Stuntman-turned-director Chad Stahelski has clearly found his muse in Reeves, and his intimate knowledge of Reeves’ stunt capabilities and training style has allowed him to push the famously dedicated actor to new limits. But just as brilliant as the action is the world-building. Screenwriter Derek Kolstad has created a singularly strange universe, with a rigid rule structure and social hierarchy. Yet “John Wick” never over-explains itself or succumbs to tired exposition to make sense of what’s onscreen.

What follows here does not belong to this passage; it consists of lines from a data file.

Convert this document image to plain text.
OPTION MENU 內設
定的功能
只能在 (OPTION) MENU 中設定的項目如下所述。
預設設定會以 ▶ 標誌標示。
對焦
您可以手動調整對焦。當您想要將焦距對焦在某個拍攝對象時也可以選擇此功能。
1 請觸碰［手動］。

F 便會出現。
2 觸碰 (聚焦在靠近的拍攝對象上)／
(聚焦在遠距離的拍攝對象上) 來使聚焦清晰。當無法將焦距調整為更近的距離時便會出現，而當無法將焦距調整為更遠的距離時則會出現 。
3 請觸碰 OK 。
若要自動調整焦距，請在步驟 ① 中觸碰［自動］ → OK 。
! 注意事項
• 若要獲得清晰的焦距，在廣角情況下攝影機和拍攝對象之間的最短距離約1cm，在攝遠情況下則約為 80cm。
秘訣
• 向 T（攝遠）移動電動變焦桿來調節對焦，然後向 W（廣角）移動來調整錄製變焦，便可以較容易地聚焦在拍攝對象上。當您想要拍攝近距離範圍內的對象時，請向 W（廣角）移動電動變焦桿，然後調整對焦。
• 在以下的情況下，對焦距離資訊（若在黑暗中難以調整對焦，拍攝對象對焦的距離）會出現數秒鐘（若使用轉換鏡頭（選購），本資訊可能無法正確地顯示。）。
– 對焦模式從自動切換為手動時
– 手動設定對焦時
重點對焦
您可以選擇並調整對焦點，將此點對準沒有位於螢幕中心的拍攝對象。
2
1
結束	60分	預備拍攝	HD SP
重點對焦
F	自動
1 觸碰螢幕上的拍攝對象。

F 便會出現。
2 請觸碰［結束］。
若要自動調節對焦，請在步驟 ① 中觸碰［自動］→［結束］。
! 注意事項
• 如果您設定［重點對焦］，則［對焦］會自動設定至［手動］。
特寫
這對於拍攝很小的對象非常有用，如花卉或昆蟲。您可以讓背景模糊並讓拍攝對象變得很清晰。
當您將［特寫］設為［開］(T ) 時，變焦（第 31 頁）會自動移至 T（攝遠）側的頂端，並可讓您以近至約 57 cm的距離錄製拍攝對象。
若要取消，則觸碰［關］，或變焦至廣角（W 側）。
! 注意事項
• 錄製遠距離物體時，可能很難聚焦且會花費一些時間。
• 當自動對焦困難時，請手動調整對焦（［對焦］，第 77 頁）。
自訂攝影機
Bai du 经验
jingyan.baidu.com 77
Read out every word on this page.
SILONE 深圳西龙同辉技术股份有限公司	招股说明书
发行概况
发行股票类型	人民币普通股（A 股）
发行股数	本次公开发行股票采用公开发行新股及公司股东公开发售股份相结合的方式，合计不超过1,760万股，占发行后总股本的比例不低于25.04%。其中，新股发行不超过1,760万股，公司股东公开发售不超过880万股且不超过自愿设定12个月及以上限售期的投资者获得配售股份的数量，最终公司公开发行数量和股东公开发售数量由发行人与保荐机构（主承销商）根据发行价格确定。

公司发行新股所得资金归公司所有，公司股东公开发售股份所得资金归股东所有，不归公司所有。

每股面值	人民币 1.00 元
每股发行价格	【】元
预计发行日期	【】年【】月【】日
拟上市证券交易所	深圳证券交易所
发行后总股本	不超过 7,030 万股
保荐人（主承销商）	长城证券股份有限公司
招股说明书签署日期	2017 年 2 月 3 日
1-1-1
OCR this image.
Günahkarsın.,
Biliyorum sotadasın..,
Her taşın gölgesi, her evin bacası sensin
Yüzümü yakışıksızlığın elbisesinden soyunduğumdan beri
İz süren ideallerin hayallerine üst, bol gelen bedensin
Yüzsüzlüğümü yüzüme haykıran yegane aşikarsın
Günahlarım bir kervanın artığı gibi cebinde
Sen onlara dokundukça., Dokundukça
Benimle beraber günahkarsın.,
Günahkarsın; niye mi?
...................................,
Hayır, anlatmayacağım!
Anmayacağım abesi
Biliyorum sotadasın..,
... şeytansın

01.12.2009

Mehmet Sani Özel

Instead, it dares us to play along.

“The Matrix” is in its DNA, and like “The Matrix,” “John Wick” elevates action not by apologizing for it but embodying it, and embedding in its thrills meditations on the nature of existence. It finds the art in violence, the ecstasy in pain. But even more than that, Wick has begun to feel like an American evolution of, and corrective to, James Bond: a series of films featuring a globe-trotting killer and man of mystery with a secret society of friends who outfit him with cool weapons, each set in a different exotic locale with a new villain, minus the sexism.

By the end of “Parabellum,” it’s clear there’s enough gas in the tank for as many John Wicks as there are Bond films. I hope they get to make them. Set a John Wick movie in every major city on Earth. When we run out of cities, build more on the moon.